Update 2 I went through the tensorflow slim inceptionv3 model code that the arg_scope in the code above is referencing. I removed the final dropout layer after the Avg pool 8x8 and the accuracy remained at around 99%. However, when I set is_training to False only for the batch norm layers, the accuracy dropped back to around 70%. Here is the arg_scope from slim\nets\inception_v3.py and my modification.

with variable_scope.variable_scope(
      scope, 'InceptionV3', [inputs, num_classes], reuse=reuse) as scope:
    with arg_scope(
        [layers_lib.batch_norm],is_training=False): #layers_lib.dropout], is_training=is_training):
      net, end_points = inception_v3_base(
          inputs,
          scope=scope,
          min_depth=min_depth,
          depth_multiplier=depth_multiplier)
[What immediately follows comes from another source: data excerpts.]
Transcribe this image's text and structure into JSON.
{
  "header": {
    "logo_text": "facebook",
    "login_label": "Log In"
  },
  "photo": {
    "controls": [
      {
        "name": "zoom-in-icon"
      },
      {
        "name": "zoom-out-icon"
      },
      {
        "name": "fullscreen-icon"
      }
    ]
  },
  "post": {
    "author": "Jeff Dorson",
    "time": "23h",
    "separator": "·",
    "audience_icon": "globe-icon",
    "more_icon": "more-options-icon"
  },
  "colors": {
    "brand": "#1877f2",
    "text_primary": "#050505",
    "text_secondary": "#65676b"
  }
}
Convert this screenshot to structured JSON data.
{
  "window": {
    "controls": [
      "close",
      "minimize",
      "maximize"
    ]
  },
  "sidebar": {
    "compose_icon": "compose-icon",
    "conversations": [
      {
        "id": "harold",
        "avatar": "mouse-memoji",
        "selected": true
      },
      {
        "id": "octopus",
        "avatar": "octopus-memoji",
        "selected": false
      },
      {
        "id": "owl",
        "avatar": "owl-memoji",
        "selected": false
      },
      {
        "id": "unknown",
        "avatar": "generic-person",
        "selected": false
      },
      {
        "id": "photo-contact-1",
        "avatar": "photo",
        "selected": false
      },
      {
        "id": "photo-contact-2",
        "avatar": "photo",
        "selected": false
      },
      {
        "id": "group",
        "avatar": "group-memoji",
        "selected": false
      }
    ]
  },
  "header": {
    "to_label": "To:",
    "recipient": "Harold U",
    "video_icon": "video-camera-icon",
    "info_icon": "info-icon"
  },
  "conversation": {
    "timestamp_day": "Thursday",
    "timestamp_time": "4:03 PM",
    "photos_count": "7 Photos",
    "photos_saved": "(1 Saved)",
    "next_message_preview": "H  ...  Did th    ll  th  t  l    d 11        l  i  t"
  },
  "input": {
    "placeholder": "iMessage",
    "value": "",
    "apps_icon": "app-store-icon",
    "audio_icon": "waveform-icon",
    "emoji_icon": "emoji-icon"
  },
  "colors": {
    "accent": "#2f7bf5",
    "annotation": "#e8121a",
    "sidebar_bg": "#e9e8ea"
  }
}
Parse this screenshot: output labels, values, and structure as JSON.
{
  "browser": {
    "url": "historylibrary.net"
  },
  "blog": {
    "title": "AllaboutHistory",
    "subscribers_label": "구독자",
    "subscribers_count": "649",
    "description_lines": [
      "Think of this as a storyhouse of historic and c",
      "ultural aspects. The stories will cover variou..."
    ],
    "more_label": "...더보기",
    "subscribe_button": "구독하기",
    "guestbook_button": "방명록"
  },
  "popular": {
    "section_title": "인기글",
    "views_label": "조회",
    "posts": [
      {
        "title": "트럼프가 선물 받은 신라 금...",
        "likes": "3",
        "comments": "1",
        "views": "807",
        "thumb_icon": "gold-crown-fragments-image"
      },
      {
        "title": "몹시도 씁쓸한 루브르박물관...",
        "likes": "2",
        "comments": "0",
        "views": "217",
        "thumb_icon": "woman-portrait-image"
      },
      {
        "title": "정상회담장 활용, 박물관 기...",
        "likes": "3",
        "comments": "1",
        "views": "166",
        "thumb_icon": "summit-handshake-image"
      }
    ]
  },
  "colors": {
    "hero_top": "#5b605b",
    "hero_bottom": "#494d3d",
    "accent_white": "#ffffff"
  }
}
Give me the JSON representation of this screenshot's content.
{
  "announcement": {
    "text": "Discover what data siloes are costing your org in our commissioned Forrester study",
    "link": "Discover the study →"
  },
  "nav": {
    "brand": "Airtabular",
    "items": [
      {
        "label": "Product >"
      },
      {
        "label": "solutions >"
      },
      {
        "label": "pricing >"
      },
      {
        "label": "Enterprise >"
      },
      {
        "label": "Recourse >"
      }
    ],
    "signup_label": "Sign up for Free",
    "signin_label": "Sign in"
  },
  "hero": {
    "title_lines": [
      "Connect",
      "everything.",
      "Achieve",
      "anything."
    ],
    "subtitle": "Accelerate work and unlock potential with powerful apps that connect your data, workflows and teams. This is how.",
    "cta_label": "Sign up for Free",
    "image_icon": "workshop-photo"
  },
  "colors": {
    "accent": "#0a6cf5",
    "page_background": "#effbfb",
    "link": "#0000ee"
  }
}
I tried this with both the dropout layer removed and the dropout layer kept with passing in is_training=True to the dropout layer.

Upvotes: 2

Views: 902

Answers (1)

Allen Lavoie
Allen Lavoie

Reputation: 5808

(Summarizing from dylan7's debugging in the question's comments)

Batch norm relies on variables to save the summary statistics it normalizes with. These are only updated when is_training is True through an UPDATE_OPS collection (see the batch_norm documentation). If these update ops don't get run (or the variables are overwritten), there may be transient "reasonable" statistics based on each batch which get lost when is_training is False (testing data is not, and should not be, used to inform batch_norm summary statistics).